Penso che conoscete bene la parabola che oggi la Chiesa ci presenta: Mt 25,1-13. Mi è sempre sembrata una parabola di difficile comprensione. L’olio che cosa rappresenta? La parabola è un invito alla vigilanza? Eppure tutte e dieci si addormentano! Come mai le vergini sagge sono così dure, quasi spietate verso le stolte? Eppure sono premiate…
Vi spedisco un commento che mi ha aiutato molto, ma mi sta a cuore precisare che qualsiasi commento non deve mai sostituire la meditazione personale che il Signore desidera da ciascuno.
«La vigilanza fa sì che il nostro presente sia aperto all’incontro che avverrà alla fine. Lo sguardo al futuro, all’incontro, rende importante il presente, e offre un criterio di scelta e di valutazione soprattutto per ciò che ogni giorno siamo impegnati a fare.

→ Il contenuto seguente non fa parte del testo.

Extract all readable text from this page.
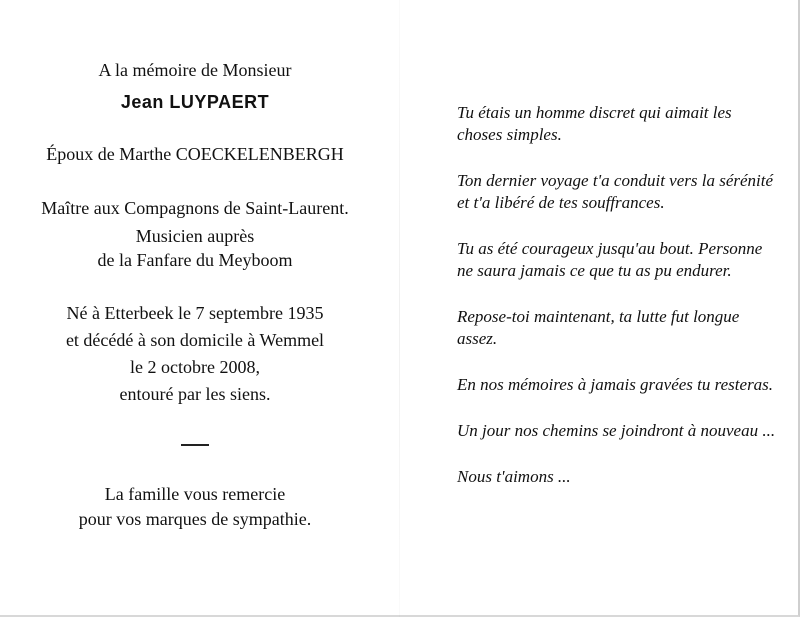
A la mémoire de Monsieur

Jean LUYPAERT

Époux de Marthe COECKELENBERGH

Maître aux Compagnons de Saint-Laurent.

Musicien auprès

de la Fanfare du Meyboom

Né à Etterbeek le 7 septembre 1935

et décédé à son domicile à Wemmel

le 2 octobre 2008,

entouré par les siens.

La famille vous remercie

pour vos marques de sympathie.

Tu étais un homme discret qui aimait les choses simples.

Ton dernier voyage t'a conduit vers la sérénité et t'a libéré de tes souffrances.

Tu as été courageux jusqu'au bout. Personne ne saura jamais ce que tu as pu endurer.

Repose-toi maintenant, ta lutte fut longue assez.

En nos mémoires à jamais gravées tu resteras.

Un jour nos chemins se joindront à nouveau ...

Nous t'aimons ...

L’incontro atteso, al centro della parabola, è una festa, un momento di grande gioia, un’occasione di vita nuova, un desiderio di intimità. Si va incontro a qualcuno che si attende, a qualcuno che si desidera incontrare. Tale incontro avviene nella notte. Perciò c’è bisogno della luce per poter attendere in un tempo di buio e di incertezza.

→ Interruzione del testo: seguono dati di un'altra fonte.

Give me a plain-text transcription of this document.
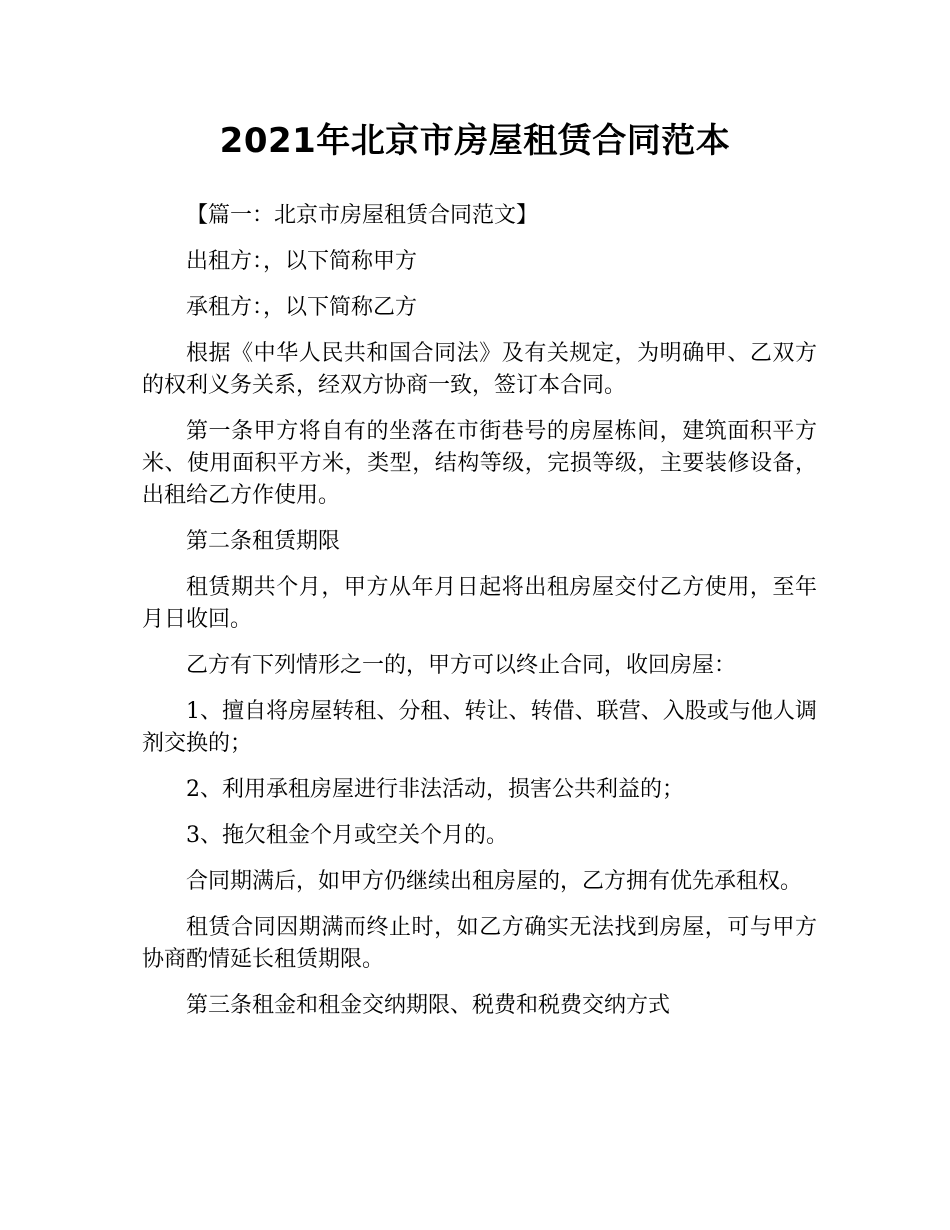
2021年北京市房屋租赁合同范本

【篇一：北京市房屋租赁合同范文】

出租方：，以下简称甲方

承租方：，以下简称乙方

根据《中华人民共和国合同法》及有关规定，为明确甲、乙双方的权利义务关系，经双方协商一致，签订本合同。

第一条甲方将自有的坐落在市街巷号的房屋栋间，建筑面积平方米、使用面积平方米，类型，结构等级，完损等级，主要装修设备，出租给乙方作使用。

第二条租赁期限

租赁期共个月，甲方从年月日起将出租房屋交付乙方使用，至年月日收回。

乙方有下列情形之一的，甲方可以终止合同，收回房屋：

1、擅自将房屋转租、分租、转让、转借、联营、入股或与他人调剂交换的；

2、利用承租房屋进行非法活动，损害公共利益的；

3、拖欠租金个月或空关个月的。

合同期满后，如甲方仍继续出租房屋的，乙方拥有优先承租权。

租赁合同因期满而终止时，如乙方确实无法找到房屋，可与甲方协商酌情延长租赁期限。

第三条租金和租金交纳期限、税费和税费交纳方式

La differenza tra le vergini non è nello stare svegli, ma nel modo di vivere il tempo di attesa che le separa dall’incontro, nell’accortezza di prendere con sé l’olio che alimenta le lampade. La vigilanza si gioca nella relazione con lo sposo. Le sagge conoscono lo sposo, la sua imprevedibilità, la sua travolgente novità che rompe ogni schema atteso. Perciò, sapendo che può arrivare da un momento all’altro, tengono tutto pronto, soprattutto quelle lampade che permettono di andare incontro allo sposo e vedere il suo volto. Le stolte dimenticano che un incontro non si può improvvisare: deve essere preparato bene, tenendo conto di tutto ciò che è necessario per vivere intensamente il momento in cui giunge questo sposo così imprevedibile. Non basta desiderare l’incontro, ma bisogna essere consapevoli di chi si incontra. Gesù ci fa scoprire quella sapienza che può veramente rendere il nostro tempo aperto al futuro. Sapiente è colui che non solo sa attendere, ma vive questa attesa nella ricerca, nella pazienza che sa intessere l’attesa con il desiderio dell’incontro. Il tempo presente, giorno dopo giorno, ci è offerto per questo. Seguendo Gesù, noi rimaniamo sempre in relazione con Lui: attendendolo impariamo a conoscerlo, a scoprire alcuni tratti del suo volto, ad assumere il suo stile, ad amare come Lui ama. Impariamo a conoscere Cristo Crocifisso e risorto, il quale capovolge ogni logica mondana. Noi prepariamo l’incontro col Signore non perché sappiamo con precisione quando Lui viene (questa è la sapienza del mondo), ma perché abbiamo la luce per riconoscerlo (ecco la sapienza di Dio). Se non sappiamo riconoscerlo ogni giorno, se lasciamo che la lampada si affievolisca o si spenga, non sapremo riconoscerlo alla fine. E non dobbiamo stupirci se lui ci dirà: non vi conosco. Se Gesù è stato un estraneo nella nostra vita, come potremmo pretendere di farci riconoscere da Lui?» (Adalberto Piovano, Vegliare con le lampade accese, in Messa e preghiera quotidiana, luglio-agosto 2018, pp. 633-635).